Dans la région de Montpellier, les volumes restent également très faibles. Les mises en vente tombent à 150 logements, en baisse de 57 % par rapport au 1er trimestre 2025 et de 56 % par rapport au 1er trimestre 2024. Les ventes atteignent 282 logements, soit un recul de 12 % sur un an. La part des investisseurs chute à 16 %, un niveau historiquement bas pour le territoire.
L’offre commerciale tend à stagner ou à reculer dans les grandes métropoles voisines. Elle atteint 3 150 logements dans la région bordelaise et le bassin d’Arcachon, en hausse de 1 % sur un an, et 1 356 logements dans la région de Montpellier, en baisse de 4 %. Côté prix, Bordeaux et Montpellier enregistrent des baisses comprises entre 2 % et 4 % par rapport à 2025, avec un prix moyen de 4 578 €/m² pour la région bordelaise et de 4 999 €/m² pour Montpellier.

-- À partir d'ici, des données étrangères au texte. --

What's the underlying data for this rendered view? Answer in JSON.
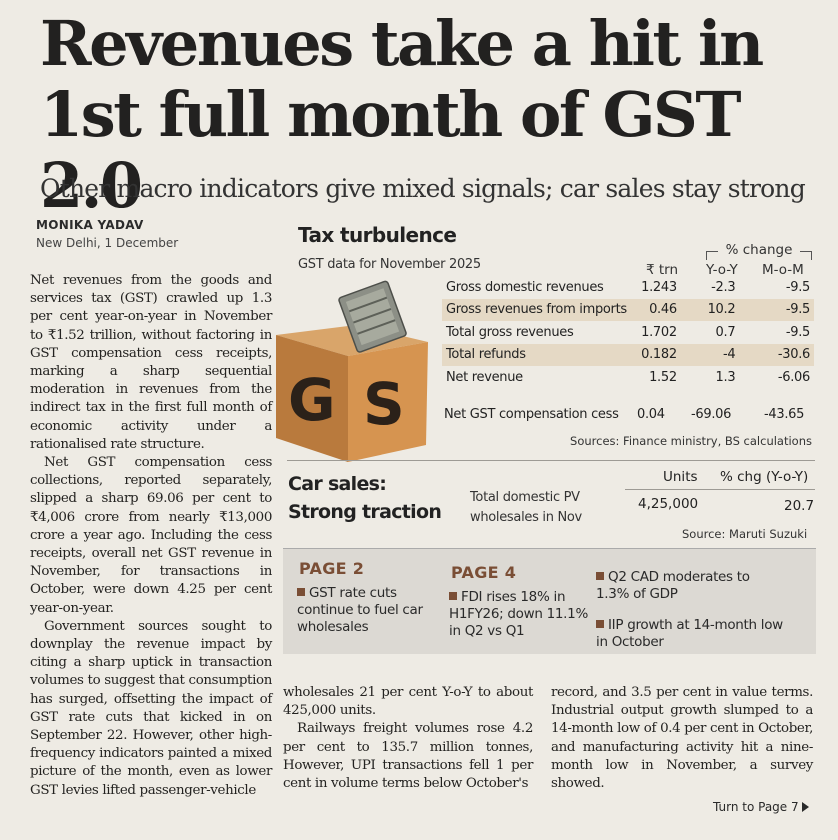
{
  "article": {
    "headline": "Revenues take a hit in 1st full month of GST 2.0",
    "deck": "Other macro indicators give mixed signals; car sales stay strong",
    "byline": "MONIKA YADAV",
    "dateline": "New Delhi, 1 December",
    "col1": {
      "p1": "Net revenues from the goods and services tax (GST) crawled up 1.3 per cent year-on-year in November to ₹1.52 trillion, without factoring in GST compensation cess receipts, marking a sharp sequential moderation in revenues from the indirect tax in the first full month of economic activity under a rationalised rate structure.",
      "p2": "Net GST compensation cess collections, reported separately, slipped a sharp 69.06 per cent to ₹4,006 crore from nearly ₹13,000 crore a year ago. Including the cess receipts, overall net GST revenue in November, for transactions in October, were down 4.25 per cent year-on-year.",
      "p3": "Government sources sought to downplay the revenue impact by citing a sharp uptick in transaction volumes to suggest that consumption has surged, offsetting the impact of GST rate cuts that kicked in on September 22. However, other high-frequency indicators painted a mixed picture of the month, even as lower GST levies lifted passenger-vehicle"
    },
    "col2": {
      "p1": "wholesales 21 per cent Y-o-Y to about 425,000 units.",
      "p2": "Railways freight volumes rose 4.2 per cent to 135.7 million tonnes, However, UPI transactions fell 1 per cent in volume terms below October's"
    },
    "col3": {
      "p1": "record, and 3.5 per cent in value terms. Industrial output growth slumped to a 14-month low of 0.4 per cent in October, and manufacturing activity hit a nine-month low in November, a survey showed."
    },
    "turn": "Turn to Page 7"
  },
  "gst_box": {
    "title": "Tax turbulence",
    "subtitle": "GST data for November 2025",
    "pct_header": "% change",
    "col_trn": "₹ trn",
    "col_yoy": "Y-o-Y",
    "col_mom": "M-o-M",
    "rows": [
      {
        "label": "Gross domestic revenues",
        "trn": "1.243",
        "yoy": "-2.3",
        "mom": "-9.5"
      },
      {
        "label": "Gross revenues from imports",
        "trn": "0.46",
        "yoy": "10.2",
        "mom": "-9.5"
      },
      {
        "label": "Total gross revenues",
        "trn": "1.702",
        "yoy": "0.7",
        "mom": "-9.5"
      },
      {
        "label": "Total refunds",
        "trn": "0.182",
        "yoy": "-4",
        "mom": "-30.6"
      },
      {
        "label": "Net revenue",
        "trn": "1.52",
        "yoy": "1.3",
        "mom": "-6.06"
      }
    ],
    "cess": {
      "label": "Net GST compensation cess",
      "trn": "0.04",
      "yoy": "-69.06",
      "mom": "-43.65"
    },
    "source": "Sources: Finance ministry, BS calculations",
    "illustration_letters": [
      "G",
      "S"
    ]
  },
  "car_box": {
    "title_line1": "Car sales:",
    "title_line2": "Strong traction",
    "units_header": "Units",
    "pct_header": "% chg (Y-o-Y)",
    "label": "Total domestic PV wholesales in Nov",
    "units": "4,25,000",
    "pct": "20.7",
    "source": "Source: Maruti Suzuki"
  },
  "pages_panel": {
    "page2_title": "PAGE 2",
    "page2_item": "GST rate cuts continue to fuel car wholesales",
    "page4_title": "PAGE 4",
    "page4_item": "FDI rises 18% in H1FY26; down 11.1% in Q2 vs Q1",
    "item_a": "Q2 CAD moderates to 1.3% of GDP",
    "item_b": "IIP growth at 14-month low in October"
  },
  "colors": {
    "paper": "#eeebe4",
    "accent": "#7a4e35",
    "table_shade": "#e5d9c5",
    "panel": "#dcd9d3"
  }
}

Un marché en recomposition plus qu’en reprise
Le 1er trimestre 2026 ne marque donc pas un véritable redémarrage du logement neuf dans l’aire urbaine de Toulouse. Il traduit plutôt une stabilisation à bas niveau, avec quelques signaux positifs mais encore trop limités pour parler de reprise. La légère hausse des ventes, le retour partiel des investisseurs et le maintien des ventes à occupants ne compensent pas la faiblesse persistante de l’offre, l’impact de la fin du Pinel et les tensions sur la solvabilité des ménages.

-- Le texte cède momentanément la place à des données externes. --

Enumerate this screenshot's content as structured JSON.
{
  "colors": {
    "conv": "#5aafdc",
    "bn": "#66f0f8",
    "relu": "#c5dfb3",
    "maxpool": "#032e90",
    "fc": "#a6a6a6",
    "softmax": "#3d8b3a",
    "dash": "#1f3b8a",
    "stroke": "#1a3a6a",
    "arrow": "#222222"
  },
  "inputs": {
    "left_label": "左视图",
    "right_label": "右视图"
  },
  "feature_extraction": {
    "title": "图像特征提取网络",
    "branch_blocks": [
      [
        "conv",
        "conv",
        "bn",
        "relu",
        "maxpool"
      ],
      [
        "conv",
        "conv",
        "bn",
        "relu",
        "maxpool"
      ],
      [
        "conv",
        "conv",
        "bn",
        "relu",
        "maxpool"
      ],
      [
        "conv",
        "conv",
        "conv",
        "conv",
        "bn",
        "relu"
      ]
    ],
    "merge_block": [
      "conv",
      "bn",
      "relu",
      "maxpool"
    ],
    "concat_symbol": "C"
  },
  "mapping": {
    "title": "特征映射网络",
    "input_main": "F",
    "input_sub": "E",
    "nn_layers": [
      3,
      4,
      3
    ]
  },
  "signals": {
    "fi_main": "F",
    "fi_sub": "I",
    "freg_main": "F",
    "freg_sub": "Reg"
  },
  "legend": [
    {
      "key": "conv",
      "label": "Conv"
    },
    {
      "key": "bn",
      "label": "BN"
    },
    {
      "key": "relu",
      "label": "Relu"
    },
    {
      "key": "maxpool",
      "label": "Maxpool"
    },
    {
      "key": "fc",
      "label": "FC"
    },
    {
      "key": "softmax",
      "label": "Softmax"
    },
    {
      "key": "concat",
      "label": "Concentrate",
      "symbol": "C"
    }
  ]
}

L’ObserveR résume ce nouveau contexte en soulignant que la dynamique reste faible, malgré quelques signes d’amélioration du côté des ventes à investisseurs et du maintien des ventes à occupants. Le marché toulousain se transforme sous l’effet de la montée des dispositifs aidés, du BRS, de la TVA réduite et du LLI particuliers. Ce mouvement montre que le logement neuf demeure indispensable à la réponse aux besoins résidentiels, mais qu’il dépend de plus en plus d’outils capables de rendre l’accession possible dans un environnement économique contraint.

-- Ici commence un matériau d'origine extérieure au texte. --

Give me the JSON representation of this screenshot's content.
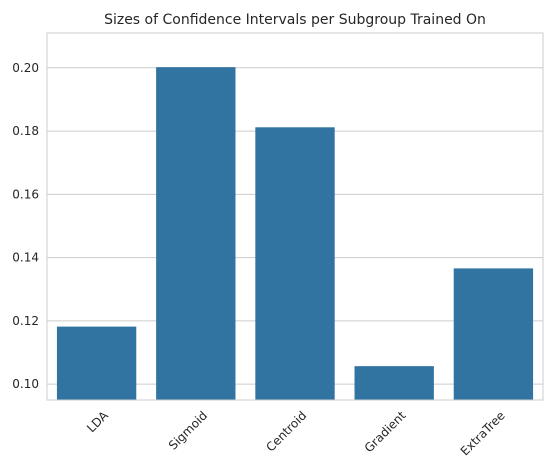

À Toulouse comme dans son aire urbaine, le logement neuf reste ainsi pris entre deux mouvements contradictoires : une demande toujours présente, mais fragilisée, et une offre insuffisante pour répondre aux besoins du territoire. Dans un marché où 611 ventes, 683 mises en vente et 2 567 logements disponibles constituent désormais les principaux repères du trimestre, l’enjeu n’est plus seulement celui d’une reprise commerciale. Il devient celui de la capacité du territoire à reconstituer durablement une offre accessible, diversifiée et suffisante pour accompagner sa croissance démographique et économique.